Dollar falls versus yen, euro after jobs data
NEW YORK |
NEW YORK (Reuters) - The dollar fell against the euro and yen on Friday after a gloomy U.S. jobs report fuelled talk the Federal Reserve may need to take further monetary easing measures to prop up the fragile economy.
The euro rebounded off a 23-month low against the dollar as traders scrambled to cover bets against the euro zone common currency after driving it down 7 percent in May.
Sharp losses for the greenback ensued after Washington reported U.S. employers created a paltry 69,000 jobs last month. It was the fewest since May last year, and the unemployment rate rose for the first time since June. The data added to a slew of recent weak numbers suggesting the economic recovery was faltering.
"The 'green shoots' that were providing confidence in the U.S. economy are being mowed over as quickly as they appear," said Douglas Borthwick, managing director of Faros Trading in Stamford, Connecticut.
"The nonfarm payrolls number gives considerable political capital for the U.S. Federal Reserve to announce further (quantitative easing)," he added. "As the U.S. is reaching peaks for the year, further QE could see this position under extreme stress."
The euro waxed and waned as the day progressed only to revisit session highs heading into the close of trade.
"There are a lot of shorts out there and I think given the magnitude of the move and the volatility of the jump off the lows this morning just under $1.23 (0.800 pounds), we might see some squaring up into the weekend," said Robert Sinche, global head of currency strategy at RBS in Stamford Connecticut.
Short positions, or bets against the euro taken by currency speculators in the options market, hit a record high in the latest week, according to data compiled by the Commodities Futures Trading Commission and Reuters.
"If there was some aggressive policy announcement over the weekend, people tend to buy back what they have been short and certainly there have been a lot of euro shorts out there," he said.
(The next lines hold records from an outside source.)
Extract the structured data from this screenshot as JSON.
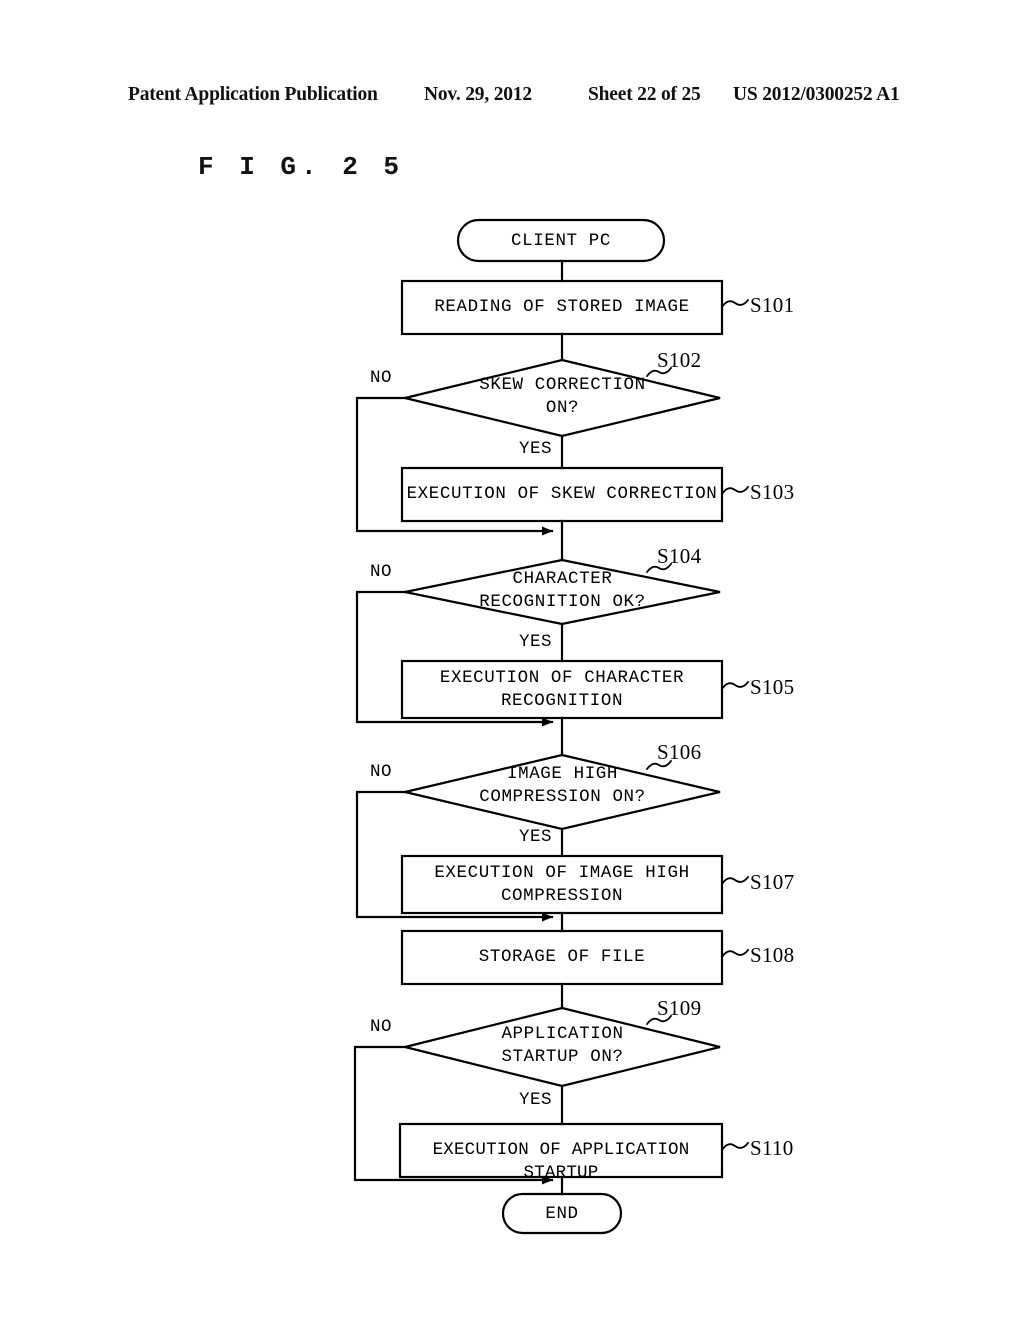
{
  "header": {
    "publication": "Patent Application Publication",
    "date": "Nov. 29, 2012",
    "sheet": "Sheet 22 of 25",
    "number": "US 2012/0300252 A1"
  },
  "figure": {
    "label": "F I G. 2 5"
  },
  "flowchart": {
    "start_terminal": "CLIENT PC",
    "end_terminal": "END",
    "yes_label": "YES",
    "no_label": "NO",
    "nodes": [
      {
        "id": "S101",
        "shape": "process",
        "text": "READING OF STORED IMAGE",
        "step": "S101"
      },
      {
        "id": "S102",
        "shape": "decision",
        "text": "SKEW CORRECTION\nON?",
        "step": "S102"
      },
      {
        "id": "S103",
        "shape": "process",
        "text": "EXECUTION OF SKEW CORRECTION",
        "step": "S103"
      },
      {
        "id": "S104",
        "shape": "decision",
        "text": "CHARACTER\nRECOGNITION OK?",
        "step": "S104"
      },
      {
        "id": "S105",
        "shape": "process",
        "text": "EXECUTION OF CHARACTER\nRECOGNITION",
        "step": "S105"
      },
      {
        "id": "S106",
        "shape": "decision",
        "text": "IMAGE HIGH\nCOMPRESSION ON?",
        "step": "S106"
      },
      {
        "id": "S107",
        "shape": "process",
        "text": "EXECUTION OF IMAGE HIGH\nCOMPRESSION",
        "step": "S107"
      },
      {
        "id": "S108",
        "shape": "process",
        "text": "STORAGE OF FILE",
        "step": "S108"
      },
      {
        "id": "S109",
        "shape": "decision",
        "text": "APPLICATION\nSTARTUP ON?",
        "step": "S109"
      },
      {
        "id": "S110",
        "shape": "process",
        "text": "EXECUTION OF APPLICATION STARTUP",
        "step": "S110"
      }
    ]
  },
  "colors": {
    "ink": "#000000",
    "paper": "#ffffff"
  }
}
While potential remedies for Europe's credit crisis might be proposed over the calm of the weekend, investors will navigate monetary policy decisions from the European Central Bank, Bank of England, Reserve Bank of Australia and testimony from U.S. Federal Reserve Chairman Ben Bernanke before the U.S. Congress.
The dollar fell 0.27 percent to 78.14 yen, after hitting as low as 77.65 on Reuters data, the weakest since mid-February.
Earlier in New York trading, the dollar jumped to 78.27 yen from a session low with traders citing market rumours of intervention by Japanese authorities to weaken the yen.
Japan's Ministry of Finance declined to comment. RBS's Sinche and Brown Brothers Harriman head of global currency strategy Marc Chandler both cited talk in the market of Japan checking rates but said there was no evidence of actual intervention. Analysts at Action Economics said there was market speculation the Fed checked rates on the BOJ's behalf.
"It just shows how much nervousness is out there right now," Chandler said.
Japan stepped up warnings that it could intervene to curb the safe-haven yen's recent climb, saying the rise was being driven by speculators and that it would act decisively if excessive market moves continued.
A separate report on U.S. factory activity in May showed some slowing but suggested the economy was not falling off a cliff.
The euro traded up 0.40 percent to $1.2406, rebounding from a session low of $1.2286, the weakest since July 1, 2010. It had climbed as high as $1.2456 on Reuters data, helped by market talk of coordinated monetary easing by the G20 over the weekend.
"If there is a joint (central) bank move Sunday night, I don't think it is end game for the crisis - checkmate on preventing a euro unravelling," said David Gilmore, a partner at Foreign Exchange Analytics in Essex, Connecticut. "It will be an opportunity for many people still long risk to exit at less worse levels."
Market speculation is growing the ECB will cut rates from their record low of 1 percent but a Reuters poll showed economists expected it to hold its fire.
The euro zone common currency also hit its weakest since December 2000 of 95.57 yen, before recouping losses to trade at 96.90 yen, up slightly on the day.
Bank of Spain data on Friday showed Spaniards sent money abroad in droves, worried about the health of the country's banks. A net 66.2 billion euros ($82.0 billion) was sent abroad in March, the most since records began in 1990.
"It is looking very bearish for the euro with the latest capital flows data showing a significant amount leaving Spanish banks, all of which indicate they will probably need official help," said Peter Kinsella, currency strategist at Commerzbank.